In my wallet and on my desk and in my notebook and around my house you will find words. Words on scraps of paper or typed on the screen of a phone. Tucked away until there’s a moment of need. More than almost anything else I have found comfort in words. Like horoscopes I cling to them with a daring dream that they hold truth in their bones. To my ecstatic joy these words are found everywhere.
Cracking open a fortune cookie, I smooth out the tiny slip between my thumbs and eagerly search for a bit of promise and wisdom.
The rainbow’s treasures will soon belong to you.
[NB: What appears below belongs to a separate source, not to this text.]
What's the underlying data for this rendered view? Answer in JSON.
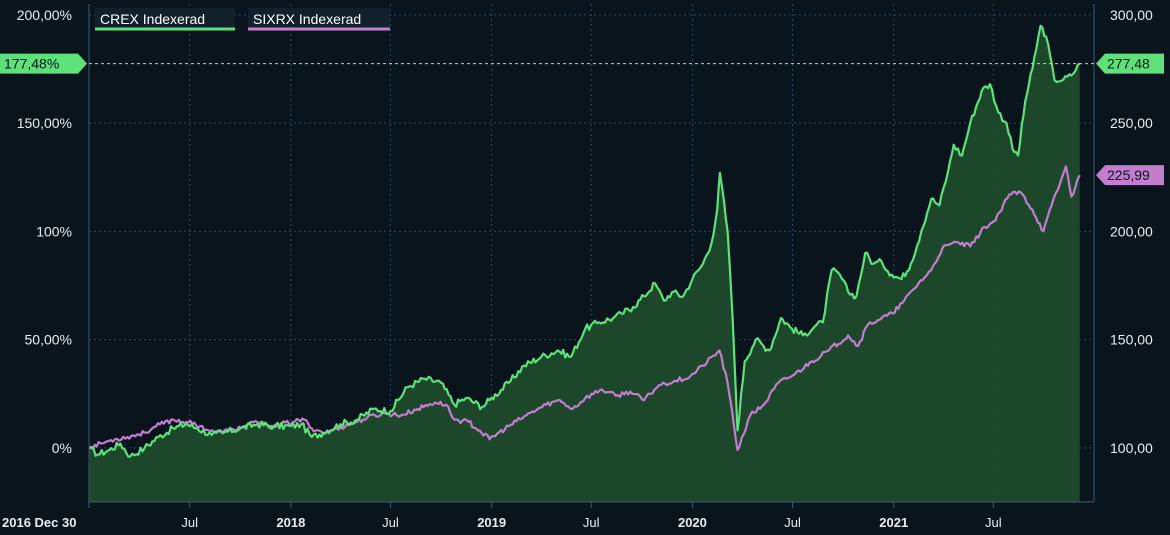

Hot pink graffiti on the streets of Atlanta.
Protect your magic.
From the lips of a sweetly smiling yoga teacher.
Less doing, more being.
Lyrics from my speakers.
Take this burden away from me, and bury it before it buries me.
The ever incredible Mary Oliver.
You do not have to be good.
You do not have to walk on your knees
For a hundred miles through the desert, repenting.
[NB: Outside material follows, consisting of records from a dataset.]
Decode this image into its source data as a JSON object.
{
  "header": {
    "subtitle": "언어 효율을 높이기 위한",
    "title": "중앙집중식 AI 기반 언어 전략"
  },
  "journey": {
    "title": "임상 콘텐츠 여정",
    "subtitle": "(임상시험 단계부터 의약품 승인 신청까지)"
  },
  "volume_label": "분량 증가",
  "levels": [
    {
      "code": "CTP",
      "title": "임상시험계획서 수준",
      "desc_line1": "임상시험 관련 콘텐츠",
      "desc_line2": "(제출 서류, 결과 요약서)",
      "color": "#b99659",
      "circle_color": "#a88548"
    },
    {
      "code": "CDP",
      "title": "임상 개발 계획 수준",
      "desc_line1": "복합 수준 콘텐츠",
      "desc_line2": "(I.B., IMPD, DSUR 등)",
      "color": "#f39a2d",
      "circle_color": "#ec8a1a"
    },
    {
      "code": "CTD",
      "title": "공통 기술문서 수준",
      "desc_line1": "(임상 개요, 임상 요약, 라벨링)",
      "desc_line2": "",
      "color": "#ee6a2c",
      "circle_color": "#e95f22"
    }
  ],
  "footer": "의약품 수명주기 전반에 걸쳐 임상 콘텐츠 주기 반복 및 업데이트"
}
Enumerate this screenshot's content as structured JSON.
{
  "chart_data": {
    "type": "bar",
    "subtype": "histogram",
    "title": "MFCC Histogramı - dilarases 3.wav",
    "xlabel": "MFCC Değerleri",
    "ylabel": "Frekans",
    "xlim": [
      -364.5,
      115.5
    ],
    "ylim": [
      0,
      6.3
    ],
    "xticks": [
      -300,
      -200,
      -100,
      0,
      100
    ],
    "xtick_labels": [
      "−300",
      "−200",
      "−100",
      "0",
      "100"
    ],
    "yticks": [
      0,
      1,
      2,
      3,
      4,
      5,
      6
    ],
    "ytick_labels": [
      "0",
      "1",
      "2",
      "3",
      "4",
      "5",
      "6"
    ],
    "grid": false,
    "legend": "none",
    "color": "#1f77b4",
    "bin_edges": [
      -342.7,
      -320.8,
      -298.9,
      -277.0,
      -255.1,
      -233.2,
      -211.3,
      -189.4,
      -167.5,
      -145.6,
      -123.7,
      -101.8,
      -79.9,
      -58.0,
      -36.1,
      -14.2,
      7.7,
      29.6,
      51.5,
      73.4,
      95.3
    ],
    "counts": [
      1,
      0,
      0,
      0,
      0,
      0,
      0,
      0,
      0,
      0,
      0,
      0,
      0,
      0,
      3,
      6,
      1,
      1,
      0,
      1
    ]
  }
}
You only have to let the soft animal of your body
love what it loves.
Tell me about your despair, yours, and I will tell you mine.
Meanwhile the world goes on.
Meanwhile the sun and the clear pebbles of the rain
are moving across the landscapes,
over the prairies and the deep trees,
the mountains and the rivers.
Meanwhile the wild geese, high in the clean blue air,
are heading home again.
Whoever you are, no matter how lonely,
the world offers itself to your imagination,
calls to you like the wild geese, harsh and exciting —
over and over announcing your place
in the family of things.
These words, these mantras are comfort objects well-worn. Soft from having been passed back and forth in my mind, synced with breath. These mantras are prayers of desire, hope, forgiveness, fear, and acceptance. These mantras are conversations from me to myself, from me to God, and back again. They have a music in them. Some words stack up tall like bricks to steady my spine against. Others gently sway under my weight, hammocks in the breeze.
I didn’t know how much I needed other peoples’ words. How I needed others to experience pain equal to and greater than mine just so I can feel better. I’m so sorry, others. But also, thank you.
It can all get a bit little-engine-that-could around here but damn it if it doesn’t work. My rainbowed collection of sticky notes makes me feel lighter and stronger and capable. And there’s power in that.